The Maryland Cardinals, an under-18 baseball team that features four recent graduates from Glenelg, qualified for the National Amateur Baseball Federation's World Series this week in Jackson, Miss., by winning a region tournament last weekend in Altoona, Pa.
The Cardinals (25-10) posted victories over two teams from Pennsylvania, then defeated the defending champion Astros from Ontario, Canada, 5-2, to advance to the semifinals against the Columbia Reds.
The Cardinals put together a five-run sixth inning to break open a 5-5 tie en route to a 12-8 victory -- sending them to the championship game, where they defeated the Astros, 10-0, to secure one of 11 berths in the World Series, which begins today.
"Going in there, I thought the Columbia Reds were the team to beat because they have so many good players," said senior center fielder Tim Siders, who along with John Keravich and brothers Dan and Jeremy Tosh graduated from Glenelg in June. "But once we beat the Reds, that gave us all the momentum we needed to go on and win the tournament."
The Reds were 2-2 in the tournament and finished the season 29-15.
They entered the tournament on a four-game winning streak with high expectations; they had advanced to the final game last year.
"We totally underachieved, and it was a total disappointment because we never played to our capabilities even though we had so many good players," Coach Paul Donovan said. "The way we played in the tournament was a lot like our season because we never consistently played the way we know we can, and we never made the plays we needed to so we could win the close games."
Sure Shots Fall
The Maryland Sure Shots, an under-16 girls' basketball team that includes four players from Howard County, lost in the first round of the Amateur Athletic Union national championship tournament last week at Wake Forest University in Winston-Salem, N.C.
The Sure Shots, including Glenelg junior forward Alex Mundy, Wilde Lake junior forward Ashley Myrick, Long Reach junior forward Carly Nethken and Long Reach junior guard Nicole Thomas, had won the state title last month -- their fifth title in six seasons.
They opened pool play with loses to teams from North Carolina and Oklahoma, then posted victories over teams from Tennessee, South Carolina and Mississippi to finish third in their pool.
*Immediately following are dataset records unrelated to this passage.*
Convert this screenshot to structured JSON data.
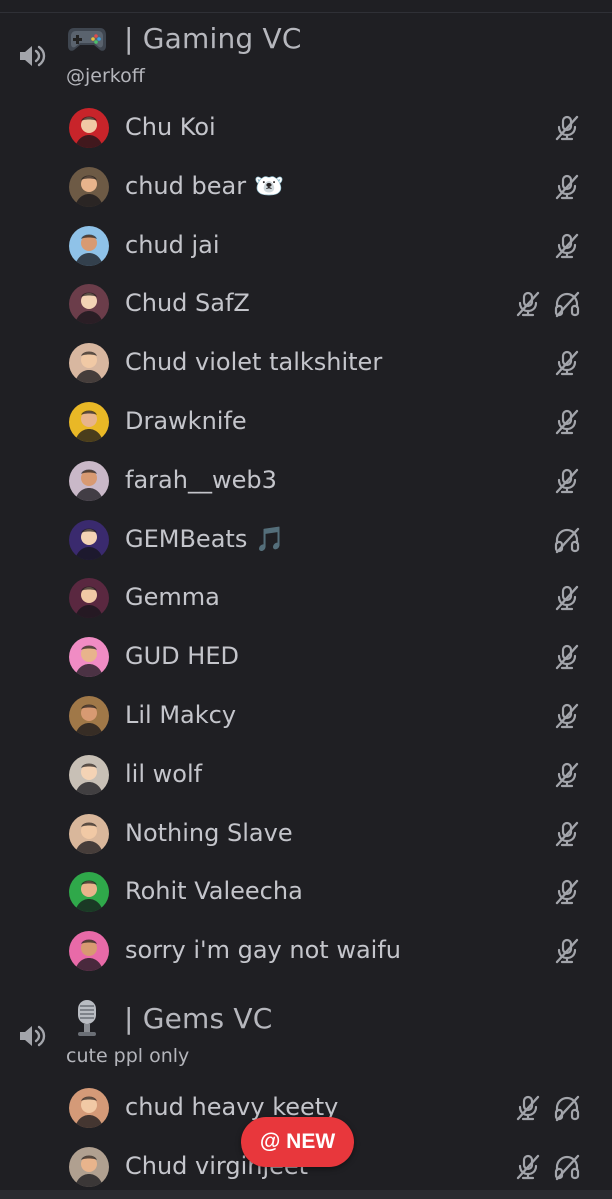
{
  "channels": [
    {
      "emoji_icon": "game-controller-icon",
      "title": "| Gaming VC",
      "subtitle": "@jerkoff",
      "members": [
        {
          "name": "Chu Koi",
          "emoji": "",
          "muted": true,
          "deafened": false,
          "avatar_color": "#c8242a"
        },
        {
          "name": "chud bear",
          "emoji": "🐻‍❄️",
          "muted": true,
          "deafened": false,
          "avatar_color": "#6d5a45"
        },
        {
          "name": "chud jai",
          "emoji": "",
          "muted": true,
          "deafened": false,
          "avatar_color": "#8fc2e8"
        },
        {
          "name": "Chud SafZ",
          "emoji": "",
          "muted": true,
          "deafened": true,
          "avatar_color": "#6b3d4a"
        },
        {
          "name": "Chud violet talkshiter",
          "emoji": "",
          "muted": true,
          "deafened": false,
          "avatar_color": "#d8b7a0"
        },
        {
          "name": "Drawknife",
          "emoji": "",
          "muted": true,
          "deafened": false,
          "avatar_color": "#e9b826"
        },
        {
          "name": "farah__web3",
          "emoji": "",
          "muted": true,
          "deafened": false,
          "avatar_color": "#c9b8c8"
        },
        {
          "name": "GEMBeats",
          "emoji": "🎵",
          "muted": false,
          "deafened": true,
          "avatar_color": "#3a2a6e"
        },
        {
          "name": "Gemma",
          "emoji": "",
          "muted": true,
          "deafened": false,
          "avatar_color": "#5a2840"
        },
        {
          "name": "GUD HED",
          "emoji": "",
          "muted": true,
          "deafened": false,
          "avatar_color": "#f08cc4"
        },
        {
          "name": "Lil Makcy",
          "emoji": "",
          "muted": true,
          "deafened": false,
          "avatar_color": "#a07848"
        },
        {
          "name": "lil wolf",
          "emoji": "",
          "muted": true,
          "deafened": false,
          "avatar_color": "#c8c0b6"
        },
        {
          "name": "Nothing Slave",
          "emoji": "",
          "muted": true,
          "deafened": false,
          "avatar_color": "#d9b79b"
        },
        {
          "name": "Rohit Valeecha",
          "emoji": "",
          "muted": true,
          "deafened": false,
          "avatar_color": "#2fa84a"
        },
        {
          "name": "sorry i'm gay not waifu",
          "emoji": "",
          "muted": true,
          "deafened": false,
          "avatar_color": "#e86aa8"
        }
      ]
    },
    {
      "emoji_icon": "microphone-icon",
      "title": "| Gems VC",
      "subtitle": "cute ppl only",
      "members": [
        {
          "name": "chud heavy keety",
          "emoji": "",
          "muted": true,
          "deafened": true,
          "avatar_color": "#d49a78"
        },
        {
          "name": "Chud virginjeet",
          "emoji": "",
          "muted": true,
          "deafened": true,
          "avatar_color": "#b0a090"
        }
      ]
    }
  ],
  "new_badge": {
    "label": "@ NEW",
    "color": "#e8373c"
  },
  "icons": {
    "speaker": "speaker-icon",
    "mute": "mic-muted-icon",
    "deafen": "headphones-deafened-icon"
  },
  "colors": {
    "background": "#1f1f23",
    "text": "#c4c5cb",
    "icon": "#a3a5ab"
  }
}
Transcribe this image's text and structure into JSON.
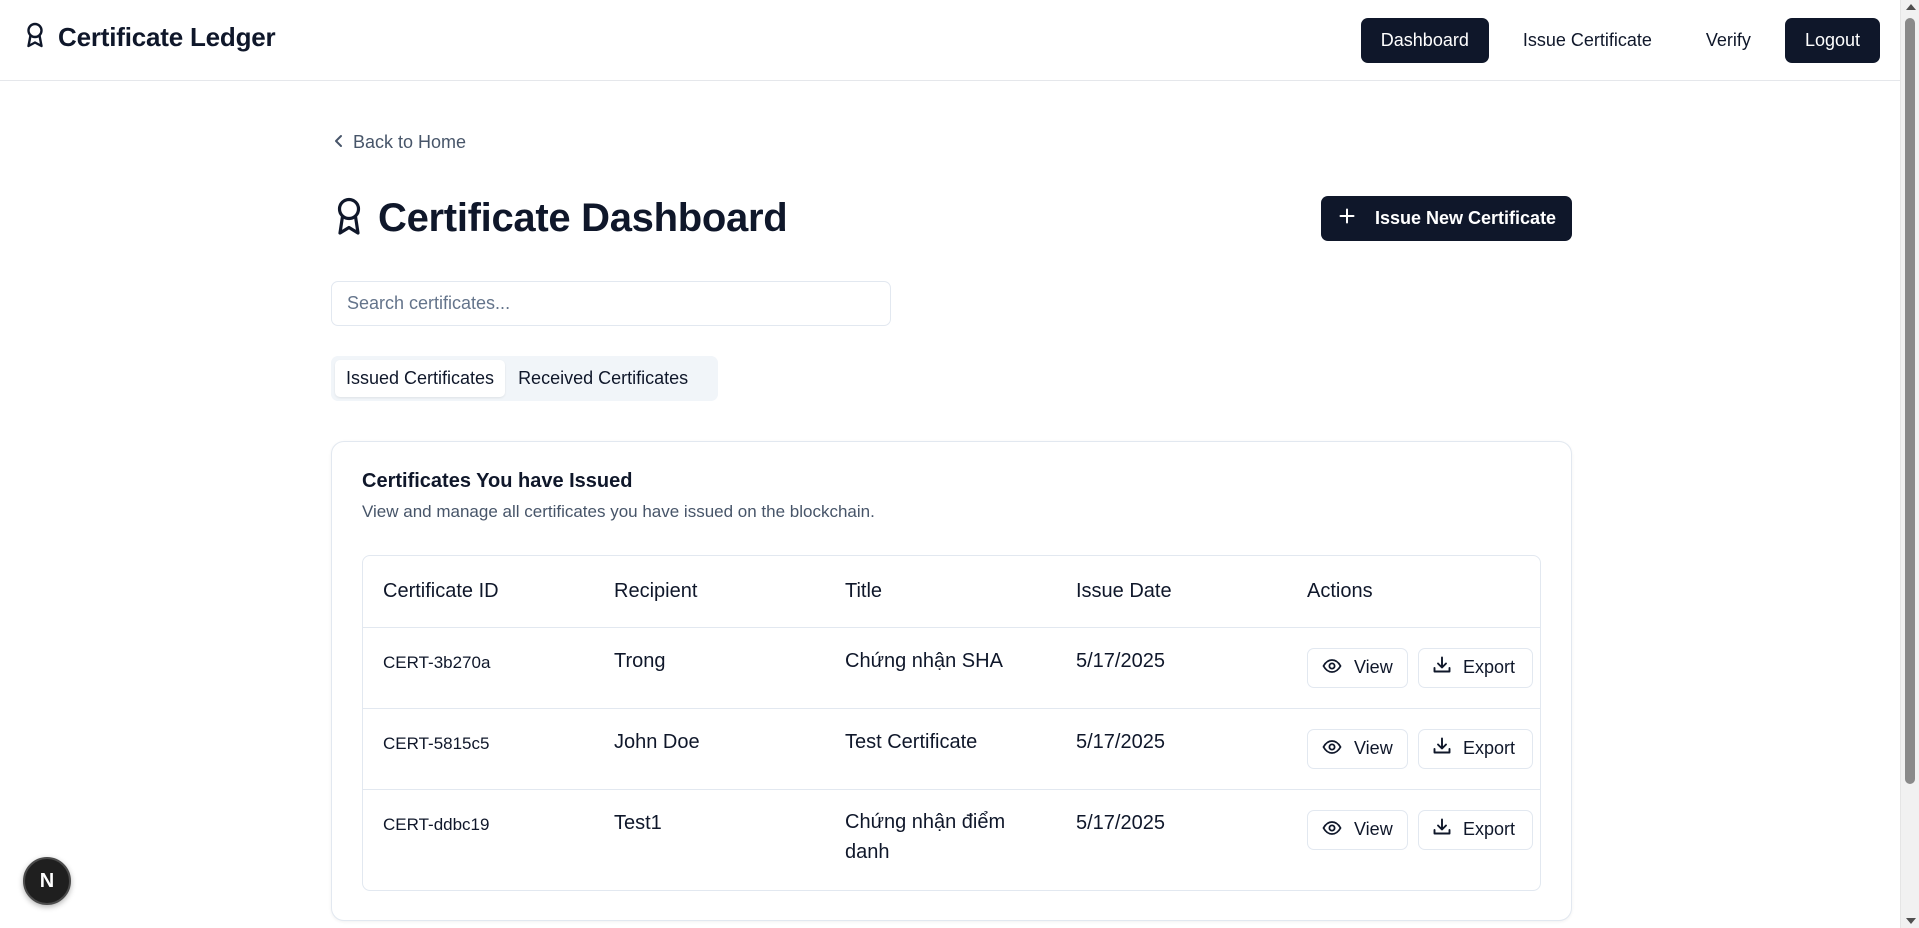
{
  "header": {
    "brand": "Certificate Ledger",
    "brand_icon": "award-icon",
    "nav": {
      "dashboard": "Dashboard",
      "issue": "Issue Certificate",
      "verify": "Verify",
      "logout": "Logout"
    }
  },
  "back_link": "Back to Home",
  "page": {
    "title": "Certificate Dashboard",
    "issue_new": "Issue New Certificate"
  },
  "search": {
    "placeholder": "Search certificates..."
  },
  "tabs": {
    "issued": "Issued Certificates",
    "received": "Received Certificates"
  },
  "card": {
    "title": "Certificates You have Issued",
    "description": "View and manage all certificates you have issued on the blockchain."
  },
  "table": {
    "headers": {
      "id": "Certificate ID",
      "recipient": "Recipient",
      "title": "Title",
      "date": "Issue Date",
      "actions": "Actions"
    },
    "rows": [
      {
        "id": "CERT-3b270a",
        "recipient": "Trong",
        "title": "Chứng nhận SHA",
        "date": "5/17/2025"
      },
      {
        "id": "CERT-5815c5",
        "recipient": "John Doe",
        "title": "Test Certificate",
        "date": "5/17/2025"
      },
      {
        "id": "CERT-ddbc19",
        "recipient": "Test1",
        "title": "Chứng nhận điểm danh",
        "date": "5/17/2025"
      }
    ],
    "view_label": "View",
    "export_label": "Export"
  },
  "dev_badge": "N",
  "colors": {
    "primary": "#0f172a",
    "muted": "#475569",
    "border": "#e2e8f0"
  }
}
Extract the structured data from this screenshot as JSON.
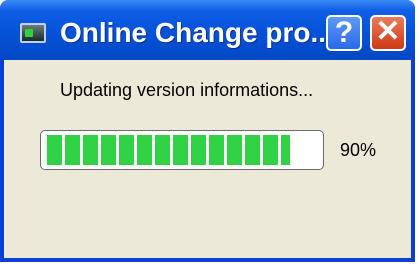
{
  "window": {
    "title": "Online Change pro...",
    "help_button": "?",
    "close_button": "✕"
  },
  "dialog": {
    "message": "Updating version informations...",
    "progress_percent": 90,
    "progress_label": "90%"
  },
  "colors": {
    "titlebar": "#0552d8",
    "client_background": "#ece9d8",
    "progress_fill": "#31d145",
    "close_button": "#cc3a14",
    "help_button": "#2a69e8"
  },
  "icons": {
    "app": "monitor-icon"
  }
}
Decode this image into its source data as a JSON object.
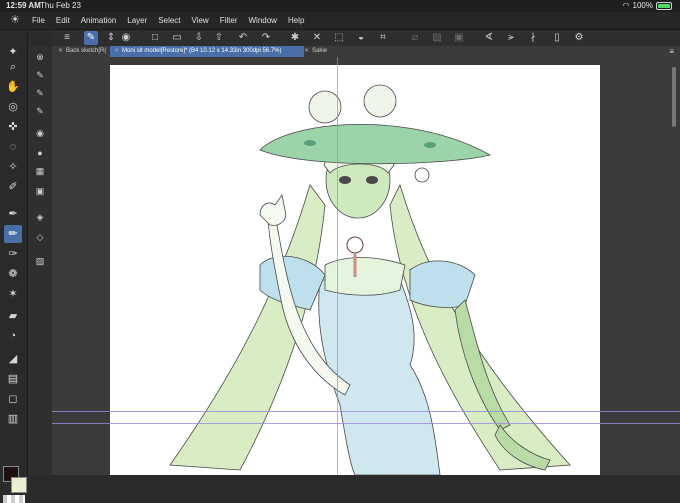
{
  "status": {
    "time": "12:59 AM",
    "date": "Thu Feb 23",
    "battery": "100%",
    "battery_level": 1.0
  },
  "menu": [
    "File",
    "Edit",
    "Animation",
    "Layer",
    "Select",
    "View",
    "Filter",
    "Window",
    "Help"
  ],
  "tabs": [
    {
      "label": "Back sketch[R("
    },
    {
      "label": "Moni sit model[Restore]* (B4 10.12 x 14.33in 300dpi 56.7%)"
    },
    {
      "label": "Sakie"
    }
  ],
  "colors": {
    "accent": "#4a6fa8",
    "main_color": "#1e1010",
    "sub_color": "#e8f0d0"
  }
}
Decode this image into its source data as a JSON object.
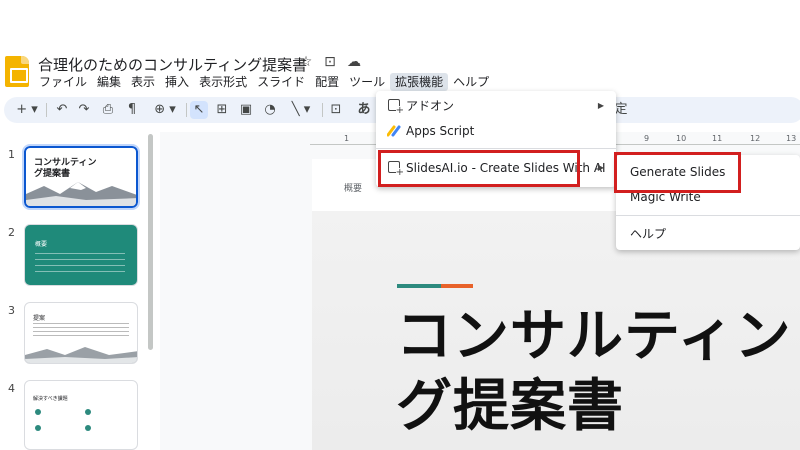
{
  "header": {
    "title": "合理化のためのコンサルティング提案書",
    "icons": [
      "star-icon",
      "move-to-folder-icon",
      "cloud-status-icon"
    ]
  },
  "menubar": [
    "ファイル",
    "編集",
    "表示",
    "挿入",
    "表示形式",
    "スライド",
    "配置",
    "ツール",
    "拡張機能",
    "ヘルプ"
  ],
  "menubar_active": "拡張機能",
  "toolbar": {
    "icons": [
      "new-slide-icon",
      "undo-icon",
      "redo-icon",
      "print-icon",
      "paint-format-icon",
      "zoom-icon",
      "select-icon",
      "text-box-icon",
      "image-icon",
      "shape-icon",
      "line-icon",
      "comment-icon"
    ],
    "font_glyph": "あ"
  },
  "ruler": {
    "ticks": [
      "1",
      "9",
      "10",
      "11",
      "12",
      "13"
    ]
  },
  "filmstrip": {
    "slides": [
      {
        "num": "1",
        "title": "コンサルティン\nグ提案書"
      },
      {
        "num": "2",
        "title": "概要"
      },
      {
        "num": "3",
        "title": "提案"
      },
      {
        "num": "4",
        "title": "解決すべき課題"
      }
    ]
  },
  "slide": {
    "nav_left": "概要",
    "title_line1": "コンサルティン",
    "title_line2": "グ提案書",
    "accent_colors": [
      "#2d8a7e",
      "#e8622a"
    ]
  },
  "extensions_menu": {
    "items": [
      {
        "label": "アドオン",
        "icon": "add-on-icon",
        "has_submenu": true
      },
      {
        "label": "Apps Script",
        "icon": "apps-script-icon",
        "has_submenu": false
      },
      {
        "label": "SlidesAI.io - Create Slides With AI",
        "icon": "add-on-icon",
        "has_submenu": true
      }
    ]
  },
  "slidesai_submenu": {
    "items": [
      "Generate Slides",
      "Magic Write",
      "ヘルプ"
    ]
  },
  "colors": {
    "highlight": "#d21f1f",
    "selection": "#0b57d0",
    "toolbar_bg": "#edf2fa"
  },
  "partial_label": "定"
}
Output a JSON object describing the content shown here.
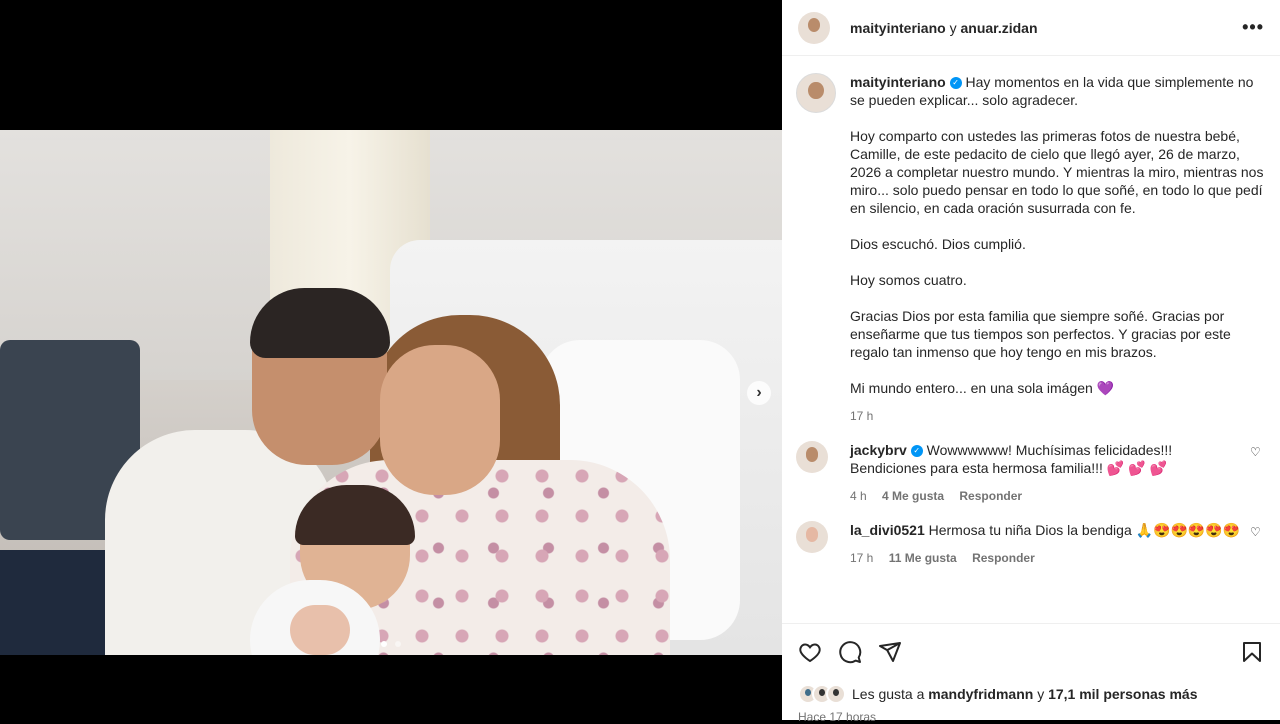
{
  "header": {
    "user1": "maityinteriano",
    "separator": "y",
    "user2": "anuar.zidan",
    "more": "•••"
  },
  "caption": {
    "username": "maityinteriano",
    "paragraphs": [
      "Hay momentos en la vida que simplemente no se pueden explicar... solo agradecer.",
      "Hoy comparto con ustedes las primeras fotos de nuestra bebé, Camille, de este pedacito de cielo que llegó ayer, 26 de marzo, 2026 a completar nuestro mundo. Y mientras la miro, mientras nos miro... solo puedo pensar en todo lo que soñé, en todo lo que pedí en silencio, en cada oración susurrada con fe.",
      "Dios escuchó. Dios cumplió.",
      "Hoy somos cuatro.",
      "Gracias Dios por esta familia que siempre soñé. Gracias por enseñarme que tus tiempos son perfectos. Y gracias por este regalo tan inmenso que hoy tengo en mis brazos.",
      "Mi mundo entero... en una sola imágen 💜"
    ],
    "time": "17 h"
  },
  "comments": [
    {
      "username": "jackybrv",
      "text": "Wowwwwww! Muchísimas felicidades!!! Bendiciones para esta hermosa familia!!! 💕 💕 💕",
      "time": "4 h",
      "likes": "4 Me gusta",
      "reply": "Responder"
    },
    {
      "username": "la_divi0521",
      "text": "Hermosa tu niña Dios la bendiga 🙏😍😍😍😍😍",
      "time": "17 h",
      "likes": "11 Me gusta",
      "reply": "Responder"
    }
  ],
  "likes": {
    "prefix": "Les gusta a",
    "user": "mandyfridmann",
    "connector": "y",
    "others": "17,1 mil personas más"
  },
  "post_time": "Hace 17 horas",
  "carousel": {
    "current_index": 1,
    "total": 2
  }
}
They lost to the Greensboro Gaters in the first round of the single-elimination championship bracket.
Despite their early exit in the 106-team field, the players were able to showcase their skills in front of college coaches and scouts.
"Even though we lost, it was an awesome experience because every time you played there were college coaches watching you, and a lot of them were from big Division I schools," Mundy said. "I remember during one of our games, I saw the head coach of U-Conn. [Geno Auriemma]. It was a great experience because we played against some of the best players in the country, and it shows you how good you have to be to be able to go on and play in college."
Paizs to Maryland
Centennial senior forward Mandy Paizs said she has orally committed to play soccer for the University of Maryland in the 2005 season.
Paizs said she chose Maryland over Wake Forest and George Washington and will major in kinesiology with aspirations of becoming an athletic trainer.
"Maryland was my first choice all along," Paizs said. "I was cleaning my room the other day, and I found a letter I had written in the sixth grade, and it said that I wanted to play soccer at Maryland."
Paizs, a two-time All-County selection, scored a team-high 10 goals and had six assists last fall. "I know how hard Mandy worked this, and she really earned it," Centennial Coach Mike Senisi said. "I think she'll fit in very nicely at Maryland."